I also learned there's abundant homosexual behavior in male animals. Killer whales and manatees engage in gay trysts, while gay geese and ducks latch onto one another in devoted male-male partnerships. About 8 percent of domestic rams are gay -- a great source of frustration for sheep breeders.
There are many theories about the persistence of homosexuality in nature -- but one of the most interesting connects it to the power of diversity, which gives creatures the flexibility to adapt to different circumstances.
If sheep and orangutans, fish and lizards can show so much male diversity, surely human males must employ an even more complicated variety of approaches to life and sex. And that's exactly what we see. Some men desire nothing more than to raise a family with one lifelong partner.
Other men just want to have fun. One man I interviewed admitted to having sex with more than 200 women by the time he turned 40. But he was ready to change -- and hoped to find someone to inspire him to settle down. Others may start out devoted to one partner but then their circumstances change -- they get elected governor of some state -- and they start mating with other women, too. Others get a taste of power and use it to attract other men.

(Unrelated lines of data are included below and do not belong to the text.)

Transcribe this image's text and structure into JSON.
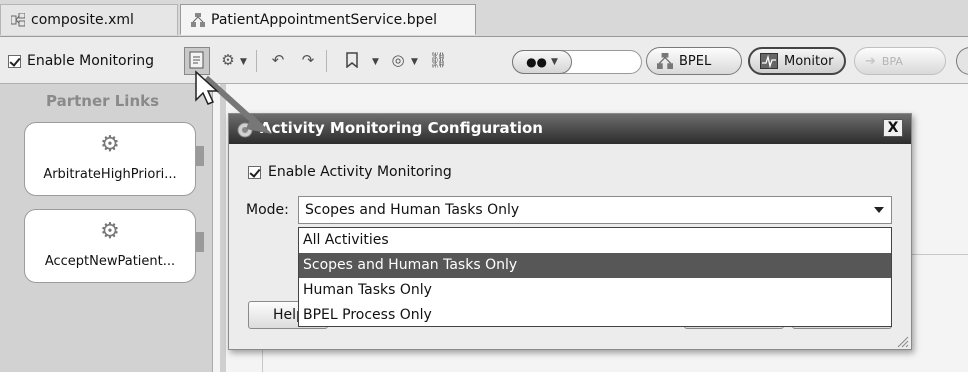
{
  "tabs": [
    {
      "label": "composite.xml",
      "icon": "composite-icon"
    },
    {
      "label": "PatientAppointmentService.bpel",
      "icon": "bpel-process-icon"
    }
  ],
  "toolbar": {
    "enable_monitoring_label": "Enable Monitoring",
    "enable_monitoring_checked": true,
    "bpel_button_label": "BPEL",
    "monitor_button_label": "Monitor",
    "bpa_button_label": "BPA"
  },
  "partner_links": {
    "title": "Partner Links",
    "items": [
      {
        "label": "ArbitrateHighPriori..."
      },
      {
        "label": "AcceptNewPatient..."
      }
    ]
  },
  "dialog": {
    "title": "Activity Monitoring Configuration",
    "close_label": "X",
    "enable_label": "Enable Activity Monitoring",
    "enable_checked": true,
    "mode_label": "Mode:",
    "mode_value": "Scopes and Human Tasks Only",
    "options": [
      {
        "label": "All Activities",
        "selected": false
      },
      {
        "label": "Scopes and Human Tasks Only",
        "selected": true
      },
      {
        "label": "Human Tasks Only",
        "selected": false
      },
      {
        "label": "BPEL Process Only",
        "selected": false
      }
    ],
    "help_label": "Help"
  },
  "colors": {
    "dialog_title_bar": "#3a3a3a",
    "selected_option": "#575757"
  }
}
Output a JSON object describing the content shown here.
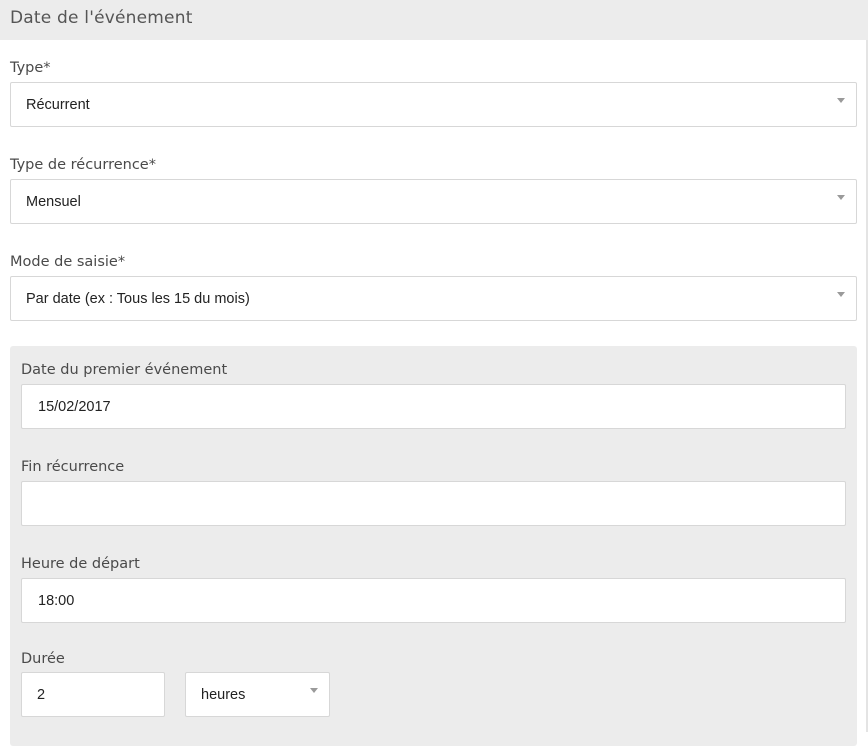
{
  "section": {
    "title": "Date de l'événement"
  },
  "fields": {
    "type": {
      "label": "Type*",
      "value": "Récurrent"
    },
    "recurrence_type": {
      "label": "Type de récurrence*",
      "value": "Mensuel"
    },
    "input_mode": {
      "label": "Mode de saisie*",
      "value": "Par date (ex : Tous les 15 du mois)"
    }
  },
  "panel": {
    "first_event_date": {
      "label": "Date du premier événement",
      "value": "15/02/2017"
    },
    "recurrence_end": {
      "label": "Fin récurrence",
      "value": ""
    },
    "start_time": {
      "label": "Heure de départ",
      "value": "18:00"
    },
    "duration": {
      "label": "Durée",
      "value": "2",
      "unit": "heures"
    }
  },
  "icons": {
    "dropdown": "chevron-down-icon"
  }
}
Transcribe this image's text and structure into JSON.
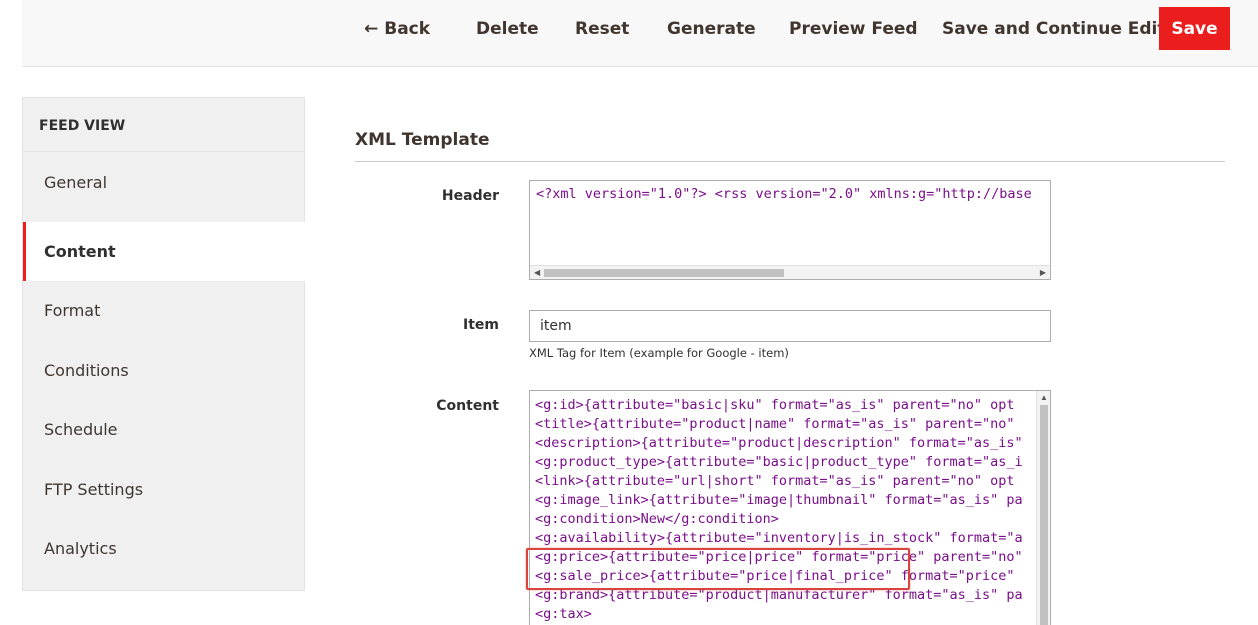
{
  "toolbar": {
    "back_label": "Back",
    "back_icon": "arrow-left-icon",
    "delete_label": "Delete",
    "reset_label": "Reset",
    "generate_label": "Generate",
    "preview_label": "Preview Feed",
    "save_continue_label": "Save and Continue Edit",
    "save_label": "Save",
    "save_color": "#eb1d1d"
  },
  "sidenav": {
    "title": "FEED VIEW",
    "items": [
      {
        "label": "General"
      },
      {
        "label": "Content"
      },
      {
        "label": "Format"
      },
      {
        "label": "Conditions"
      },
      {
        "label": "Schedule"
      },
      {
        "label": "FTP Settings"
      },
      {
        "label": "Analytics"
      }
    ],
    "active": "Content",
    "active_color": "#eb1d1d"
  },
  "main": {
    "section_title": "XML Template",
    "header_field": {
      "label": "Header",
      "value": "<?xml version=\"1.0\"?> <rss version=\"2.0\" xmlns:g=\"http://base"
    },
    "item_field": {
      "label": "Item",
      "value": "item",
      "note": "XML Tag for Item (example for Google - item)"
    },
    "content_field": {
      "label": "Content",
      "lines": [
        "<g:id>{attribute=\"basic|sku\" format=\"as_is\" parent=\"no\" opt",
        "<title>{attribute=\"product|name\" format=\"as_is\" parent=\"no\"",
        "<description>{attribute=\"product|description\" format=\"as_is\"",
        "<g:product_type>{attribute=\"basic|product_type\" format=\"as_i",
        "<link>{attribute=\"url|short\" format=\"as_is\" parent=\"no\" opt",
        "<g:image_link>{attribute=\"image|thumbnail\" format=\"as_is\" pa",
        "<g:condition>New</g:condition>",
        "<g:availability>{attribute=\"inventory|is_in_stock\" format=\"a",
        "<g:price>{attribute=\"price|price\" format=\"price\" parent=\"no\"",
        "<g:sale_price>{attribute=\"price|final_price\" format=\"price\"",
        "<g:brand>{attribute=\"product|manufacturer\" format=\"as_is\" pa",
        "<g:tax>"
      ],
      "highlight_color": "#d9453d"
    }
  }
}
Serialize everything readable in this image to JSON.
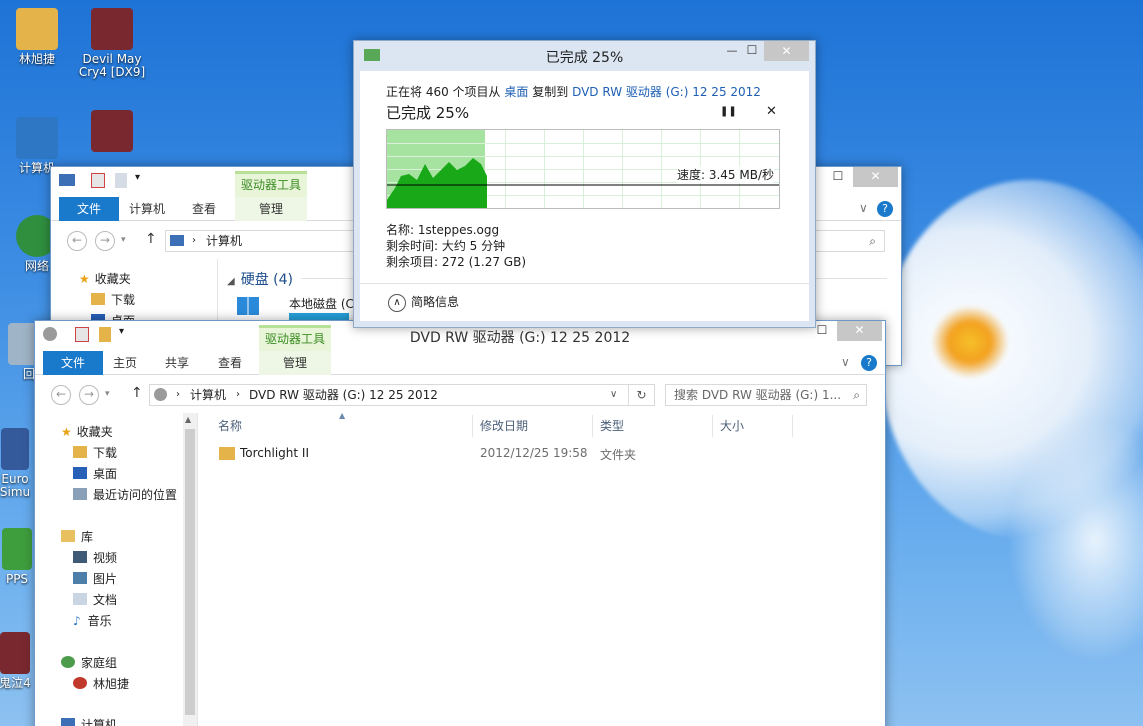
{
  "desktop": {
    "icons": [
      {
        "label": "林旭捷",
        "color": "#e4b34a"
      },
      {
        "label": "Devil May Cry4 [DX9]",
        "color": "#7a2830"
      },
      {
        "label": "计算机",
        "color": "#2e77c4"
      },
      {
        "label": "",
        "color": "#7a2830"
      },
      {
        "label": "网络",
        "color": "#2f8f3f"
      },
      {
        "label": "回",
        "color": "#a0b4c8"
      },
      {
        "label": "Euro Simu",
        "color": "#355a9c"
      },
      {
        "label": "PPS",
        "color": "#3e9d3d"
      },
      {
        "label": "鬼泣4",
        "color": "#7a2830"
      }
    ]
  },
  "copy_dialog": {
    "title": "已完成 25%",
    "message_prefix": "正在将 460 个项目从",
    "source": "桌面",
    "verb": "复制到",
    "destination": "DVD RW 驱动器 (G:) 12 25 2012",
    "status": "已完成 25%",
    "pause_glyph": "❚❚",
    "cancel_glyph": "✕",
    "progress": 0.25,
    "speed": "速度: 3.45 MB/秒",
    "name_label": "名称: 1steppes.ogg",
    "time_label": "剩余时间: 大约 5 分钟",
    "items_label": "剩余项目: 272 (1.27 GB)",
    "details_toggle": "简略信息",
    "minimize": "—",
    "maximize": "☐",
    "close": "✕"
  },
  "back_window": {
    "context_tab": "驱动器工具",
    "tabs": [
      "文件",
      "计算机",
      "查看",
      "管理"
    ],
    "address": "计算机",
    "nav_items": [
      "收藏夹",
      "下载",
      "桌面"
    ],
    "group_header": "硬盘 (4)",
    "drive_label": "本地磁盘 (C",
    "minimize": "—",
    "maximize": "☐",
    "close": "✕",
    "help": "?",
    "search_icon": "⌕"
  },
  "front_window": {
    "title": "DVD RW 驱动器 (G:) 12 25 2012",
    "context_tab": "驱动器工具",
    "tabs": [
      "文件",
      "主页",
      "共享",
      "查看",
      "管理"
    ],
    "address_parts": [
      "计算机",
      "DVD RW 驱动器 (G:) 12 25 2012"
    ],
    "search_placeholder": "搜索 DVD RW 驱动器 (G:) 1...",
    "columns": [
      "名称",
      "修改日期",
      "类型",
      "大小"
    ],
    "files": [
      {
        "name": "Torchlight II",
        "modified": "2012/12/25 19:58",
        "type": "文件夹",
        "size": ""
      }
    ],
    "nav": {
      "favorites": "收藏夹",
      "fav_items": [
        "下载",
        "桌面",
        "最近访问的位置"
      ],
      "libraries": "库",
      "lib_items": [
        "视频",
        "图片",
        "文档",
        "音乐"
      ],
      "homegroup": "家庭组",
      "home_items": [
        "林旭捷"
      ],
      "computer": "计算机"
    },
    "minimize": "—",
    "maximize": "☐",
    "close": "✕",
    "help": "?"
  },
  "colors": {
    "accent": "#1979ca",
    "progress": "#a6e3a1",
    "graph": "#18a818"
  }
}
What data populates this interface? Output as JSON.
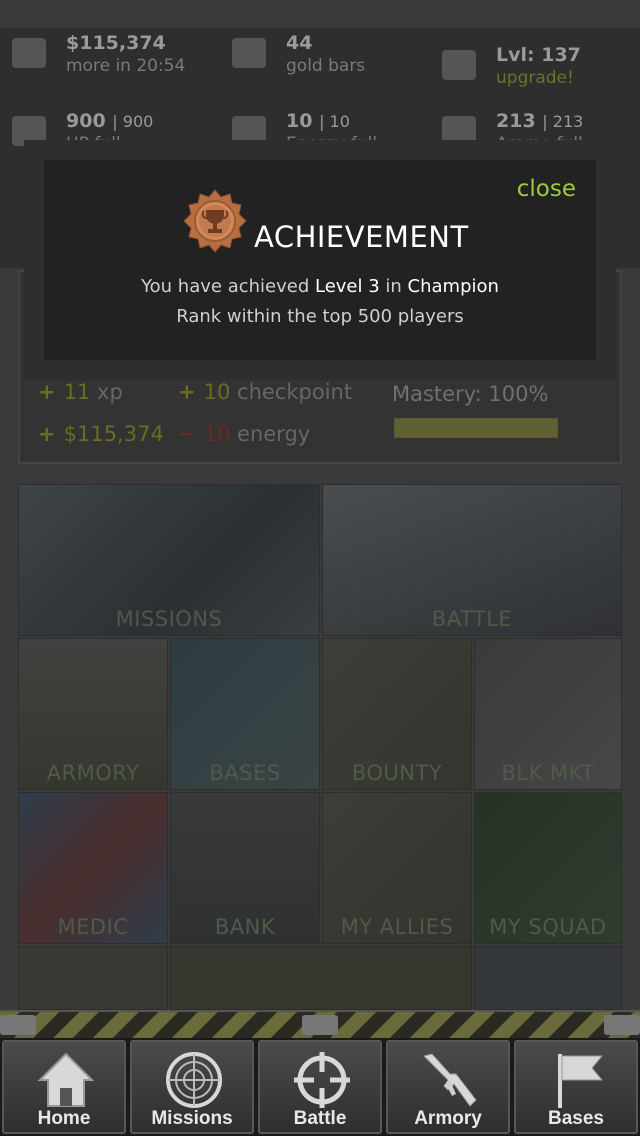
{
  "stats": {
    "money": {
      "value": "$115,374",
      "sub": "more in 20:54"
    },
    "gold": {
      "value": "44",
      "sub": "gold bars"
    },
    "level": {
      "value": "Lvl: 137",
      "sub": "upgrade!"
    },
    "hp": {
      "value": "900",
      "max": "| 900",
      "sub": "HP full"
    },
    "energy": {
      "value": "10",
      "max": "| 10",
      "sub": "Energy full"
    },
    "ammo": {
      "value": "213",
      "max": "| 213",
      "sub": "Ammo full"
    }
  },
  "mission": {
    "xp": {
      "amount": "11",
      "unit": "xp"
    },
    "checkpoint": {
      "amount": "10",
      "unit": "checkpoint"
    },
    "money": {
      "amount": "$115,374"
    },
    "energy": {
      "amount": "10",
      "unit": "energy"
    },
    "mastery_label": "Mastery: 100%",
    "mastery_fraction": 1.0
  },
  "tiles": {
    "missions": "MISSIONS",
    "battle": "BATTLE",
    "armory": "ARMORY",
    "bases": "BASES",
    "bounty": "BOUNTY",
    "blkmkt": "BLK MKT",
    "medic": "MEDIC",
    "bank": "BANK",
    "allies": "MY ALLIES",
    "squad": "MY SQUAD"
  },
  "modal": {
    "close_label": "close",
    "title": "ACHIEVEMENT",
    "line1_pre": "You have achieved ",
    "line1_level": "Level 3",
    "line1_mid": " in ",
    "line1_cat": "Champion",
    "line2": "Rank within the top 500 players",
    "medal_icon": "trophy-medal-icon",
    "colors": {
      "close": "#9ccc3c",
      "medal": "#c07a4a"
    }
  },
  "tabbar": {
    "home": {
      "label": "Home",
      "icon": "house-icon"
    },
    "missions": {
      "label": "Missions",
      "icon": "radar-icon"
    },
    "battle": {
      "label": "Battle",
      "icon": "crosshair-icon"
    },
    "armory": {
      "label": "Armory",
      "icon": "rifle-icon"
    },
    "bases": {
      "label": "Bases",
      "icon": "flag-icon"
    }
  }
}
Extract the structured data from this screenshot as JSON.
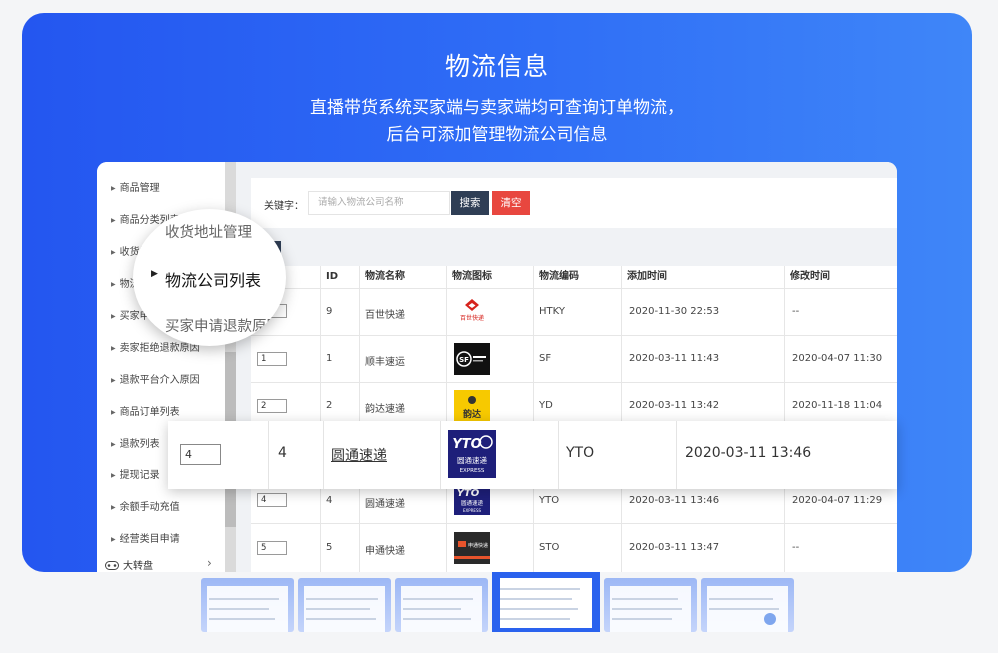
{
  "hero": {
    "title": "物流信息",
    "subtitle_line1": "直播带货系统买家端与卖家端均可查询订单物流，",
    "subtitle_line2": "后台可添加管理物流公司信息"
  },
  "sidebar": {
    "items": [
      "商品管理",
      "商品分类列表",
      "收货地址",
      "物流公",
      "买家申请",
      "卖家拒绝退款原因",
      "退款平台介入原因",
      "商品订单列表",
      "退款列表",
      "提现记录",
      "余额手动充值",
      "经营类目申请"
    ],
    "bottom": {
      "label": "大转盘",
      "icon": "gamepad-icon"
    }
  },
  "magnifier": {
    "items": [
      "收货地址管理",
      "物流公司列表",
      "买家申请退款原因"
    ],
    "active_index": 1
  },
  "search": {
    "label": "关键字：",
    "placeholder": "请输入物流公司名称",
    "search_btn": "搜索",
    "clear_btn": "清空"
  },
  "table": {
    "headers": [
      "ID",
      "物流名称",
      "物流图标",
      "物流编码",
      "添加时间",
      "修改时间"
    ],
    "rows": [
      {
        "order": "",
        "id": "9",
        "name": "百世快递",
        "icon": "best-express-logo",
        "code": "HTKY",
        "added": "2020-11-30 22:53",
        "modified": "--"
      },
      {
        "order": "1",
        "id": "1",
        "name": "顺丰速运",
        "icon": "sf-express-logo",
        "code": "SF",
        "added": "2020-03-11 11:43",
        "modified": "2020-04-07 11:30"
      },
      {
        "order": "2",
        "id": "2",
        "name": "韵达速递",
        "icon": "yunda-logo",
        "code": "YD",
        "added": "2020-03-11 13:42",
        "modified": "2020-11-18 11:04"
      },
      {
        "order": "4",
        "id": "4",
        "name": "圆通速递",
        "icon": "yto-express-logo",
        "code": "YTO",
        "added": "2020-03-11 13:46",
        "modified": "2020-04-07 11:29"
      },
      {
        "order": "5",
        "id": "5",
        "name": "申通快递",
        "icon": "sto-express-logo",
        "code": "STO",
        "added": "2020-03-11 13:47",
        "modified": "--"
      }
    ]
  },
  "zoom_row": {
    "order": "4",
    "id": "4",
    "name": "圆通速递",
    "code": "YTO",
    "added": "2020-03-11 13:46"
  },
  "logos": {
    "yto": "YTO",
    "yto_cn": "圆通速递",
    "express": "EXPRESS",
    "sf": "SF",
    "yunda": "韵达",
    "best_cn": "百世快递",
    "sto": "申通快递"
  },
  "thumbnails": {
    "count": 6,
    "active_index": 3
  }
}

I liked males as a sex before I even considered writing this book. Now I've learned to appreciate the glorious diversity of the world's males -- human and otherwise. Surely males are every bit as complicated and intriguing as females.
I wish Americans weren't quite so touchy about the sexes. And so my next book will cover something much less likely to invite trouble -- the beginning of the universe or perhaps the search for planets outside the solar system.